Here's a working soution, based off this answer, which is the one I could most easily get to work with word boundaries.
I'll leave it to you to decide how high you want the number words to go... note that, as written, I use word boundaries with the number words to prevent matching words like "none" or "bitten", which contain number words. The downside is that while it will match "twenty one" and "twenty-one", it will not match "twentyone".
I filled out the examples a little bit to illustrate.
detect_arabic_numerals = function(x) grepl("[0-9]", x)
detect_roman_numerals = function(x) {
x = gsub("\\bI\\b", "", x, ignore.case = TRUE) # Prevent lone I matches
grepl("\\b(M{1,4}(CM|CD|D?C{0,3})(XC|XL|L?X{0,3})(IX|IV|V?I{0,3})|M{0,4}(CM|C?D|D?C{1,3})(XC|XL|L?X{0,3})(IX|IV|V?I{0,3})|M{0,4}(CM|CD|D?C{0,3})(XC|X?L|L?X{1,3})(IX|IV|V?I{0,3})|M{0,4}(CM|CD|D?C{0,3})(XC|XL|L?X{0,3})(IX|I?V|V?I{1,3}))\\b", x, ignore.case = TRUE)
}
detect_number_words = function(x) {
number_words = c(
"one",
"two",
"three",
"four",
"five",
"six",
"seven",
"eight",
"nine",
"ten",
"eleven",
"twelve",
"thirteen",
"fourteen",
"fifteen",
"sixteen",
"seventeen",
"eighteen",
"nineteen",
"twenty",
"thirty",
"forty",
"fifty",
"sixty",
"seventy",
"eighty",
"ninety",
"hundred",
"thousand",
"million"
)
grepl(paste("\\b", number_words, "\\b", collapse = "|", sep = ""), x, ignore.case = TRUE)
}
detect_numbers = function(x) {
detect_arabic_numerals(x) | detect_number_words(x) | detect_roman_numerals(x)
}
stuff<-c("Examples of numbers are one and two, 3, 1,284 and fifty nine.",
"Do you have any lucky numbers?",
"Roman numerals such as XIII and viii are my favorites.",
"I also like colors such as blue, green and yellow.",
"This ice pop costs $1.48.",
"Extra case none match",
"But please match this one",
"Even hyphenated forty-five",
"Wish to match fortyfive")
stuff[detect_numbers(stuff)]
# [1] "Examples of numbers are one and two, 3, 1,284 and fifty nine."

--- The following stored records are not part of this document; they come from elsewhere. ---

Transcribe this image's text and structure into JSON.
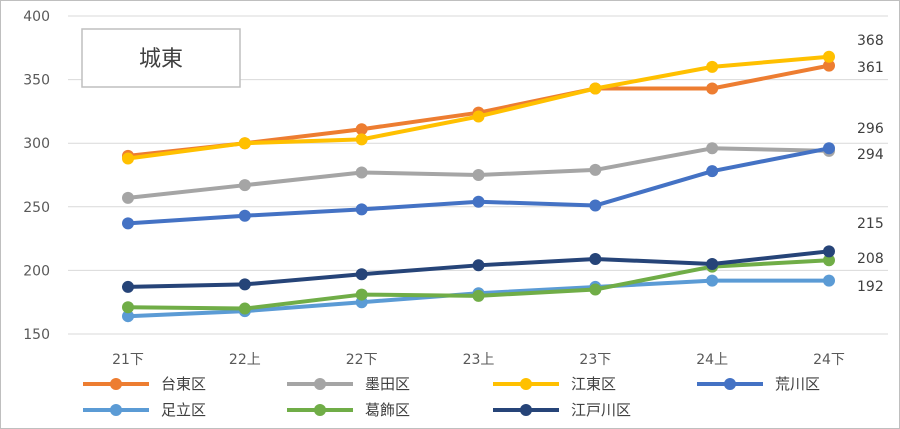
{
  "chart_data": {
    "type": "line",
    "title": "城東",
    "categories": [
      "21下",
      "22上",
      "22下",
      "23上",
      "23下",
      "24上",
      "24下"
    ],
    "ylim": [
      150,
      400
    ],
    "yticks": [
      150,
      200,
      250,
      300,
      350,
      400
    ],
    "grid": true,
    "legend_position": "bottom",
    "series": [
      {
        "name": "台東区",
        "color": "#ED7D31",
        "values": [
          290,
          300,
          311,
          324,
          343,
          343,
          361
        ]
      },
      {
        "name": "墨田区",
        "color": "#A5A5A5",
        "values": [
          257,
          267,
          277,
          275,
          279,
          296,
          294
        ]
      },
      {
        "name": "江東区",
        "color": "#FFC000",
        "values": [
          288,
          300,
          303,
          321,
          343,
          360,
          368
        ]
      },
      {
        "name": "荒川区",
        "color": "#4472C4",
        "values": [
          237,
          243,
          248,
          254,
          251,
          278,
          296
        ]
      },
      {
        "name": "足立区",
        "color": "#5B9BD5",
        "values": [
          164,
          168,
          175,
          182,
          187,
          192,
          192
        ]
      },
      {
        "name": "葛飾区",
        "color": "#70AD47",
        "values": [
          171,
          170,
          181,
          180,
          185,
          203,
          208
        ]
      },
      {
        "name": "江戸川区",
        "color": "#264478",
        "values": [
          187,
          189,
          197,
          204,
          209,
          205,
          215
        ]
      }
    ],
    "end_labels": [
      "368",
      "361",
      "296",
      "294",
      "215",
      "208",
      "192"
    ]
  }
}
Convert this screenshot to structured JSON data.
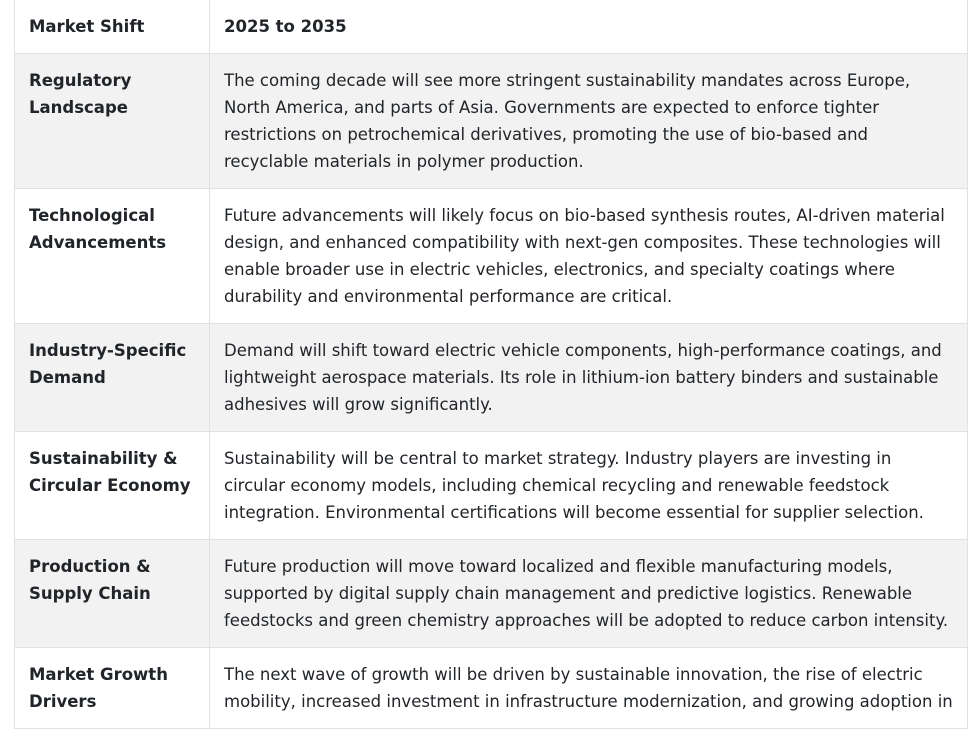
{
  "table": {
    "headers": [
      "Market Shift",
      "2025 to 2035"
    ],
    "rows": [
      {
        "label": "Regulatory Landscape",
        "text": "The coming decade will see more stringent sustainability mandates across Europe, North America, and parts of Asia. Governments are expected to enforce tighter restrictions on petrochemical derivatives, promoting the use of bio-based and recyclable materials in polymer production."
      },
      {
        "label": "Technological Advancements",
        "text": "Future advancements will likely focus on bio-based synthesis routes, AI-driven material design, and enhanced compatibility with next-gen composites. These technologies will enable broader use in electric vehicles, electronics, and specialty coatings where durability and environmental performance are critical."
      },
      {
        "label": "Industry-Specific Demand",
        "text": "Demand will shift toward electric vehicle components, high-performance coatings, and lightweight aerospace materials. Its role in lithium-ion battery binders and sustainable adhesives will grow significantly."
      },
      {
        "label": "Sustainability & Circular Economy",
        "text": "Sustainability will be central to market strategy. Industry players are investing in circular economy models, including chemical recycling and renewable feedstock integration. Environmental certifications will become essential for supplier selection."
      },
      {
        "label": "Production & Supply Chain",
        "text": "Future production will move toward localized and flexible manufacturing models, supported by digital supply chain management and predictive logistics. Renewable feedstocks and green chemistry approaches will be adopted to reduce carbon intensity."
      },
      {
        "label": "Market Growth Drivers",
        "text": "The next wave of growth will be driven by sustainable innovation, the rise of electric mobility, increased investment in infrastructure modernization, and growing adoption in"
      }
    ]
  }
}
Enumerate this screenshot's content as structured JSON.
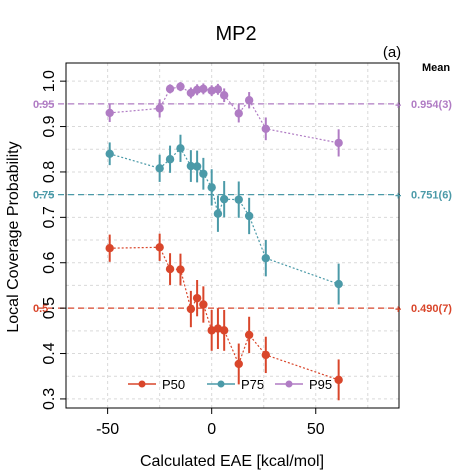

# [2] "Roman numerals such as XIII and viii are my favorites."
# [3] "This ice pop costs $1.48."
# [4] "But please match this one"
# [5] "Even hyphenated forty-five"
It's not perfect---the problem I just noticed is that, because punctuation is counted as a word-boundary, contractions where the suffix is a valid Roman numeral like "I'll" or "We'd" will match as Roman numerals. You could potentially remove punctuation as a pre-process step inside detect_roman_numerals
, much like I already pre-process to remove the lone "I"s.